Dacarbazine

Diagram of the molecular structure of Dacarbazine
Brand name: DTIC-Dome®
IUPAC: 5-(3,3-Dimethyl-1-triazenyl)imidazole-4-carboxamide
FDA approval: Yes
Usage:

Malignancies for which dacarbazine is used include: Metastatic melanoma and Hodgkin's disease. Dacarbazine is administered as an intravenous infusion.1

  • 1. Chu, E., & DeVita, V. T. (2015). Physicians' cancer chemotherapy drug manual 2015. Burlington, MA: Jones & Bartlett Learning.
Mechanism:

Dacarbazine (DTIC-Dome®) has anti tumor properties, which are metabolically activated. Decarbazine also methylates nucleic acids, while inhibiting DNA and protein synthesis.1

The molecular structure below shows the 3D conformer Dacarbazine.

Dacarbazine

  • 1. Chu, E., & DeVita, V. T. (2015).
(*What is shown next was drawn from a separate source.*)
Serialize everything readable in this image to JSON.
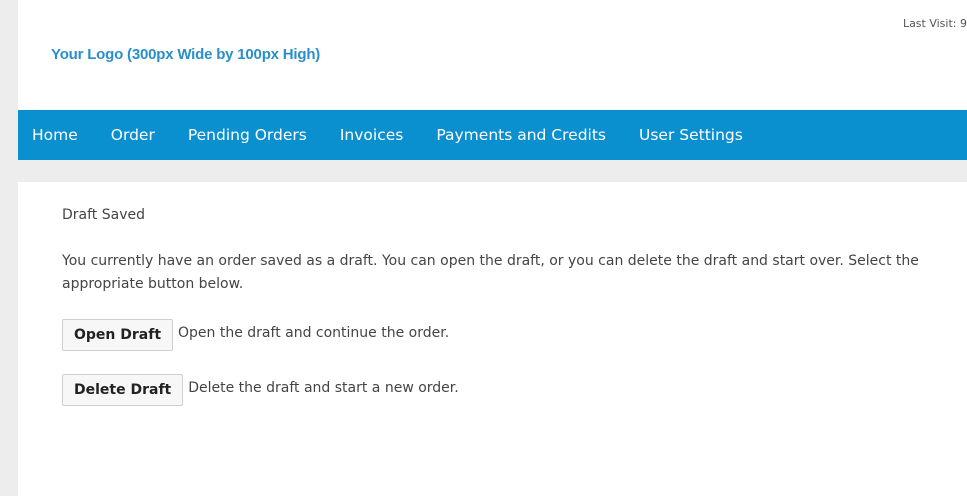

Physicians' cancer chemotherapy drug manual 2015. Burlington, MA: Jones & Bartlett Learning.
Side effects:

Common side effects include: extreme nausea and vomiting, anorexia, hair loss, and facial flushing. Dacarbazine should not be taken by women who are pregnant and patients should not become pregnant while using this drug, as it may have harmful effects on the developing fetus. Bone marrow depression is the most common toxicity associated with dacarbazine usage. It is important to monitor the levels of white blood cells, red blood cells and platelets. 1

  • 1. Chu, E., & DeVita, V. T. (2015). Physicians' cancer chemotherapy drug manual 2015. Burlington, MA: Jones & Bartlett Learning.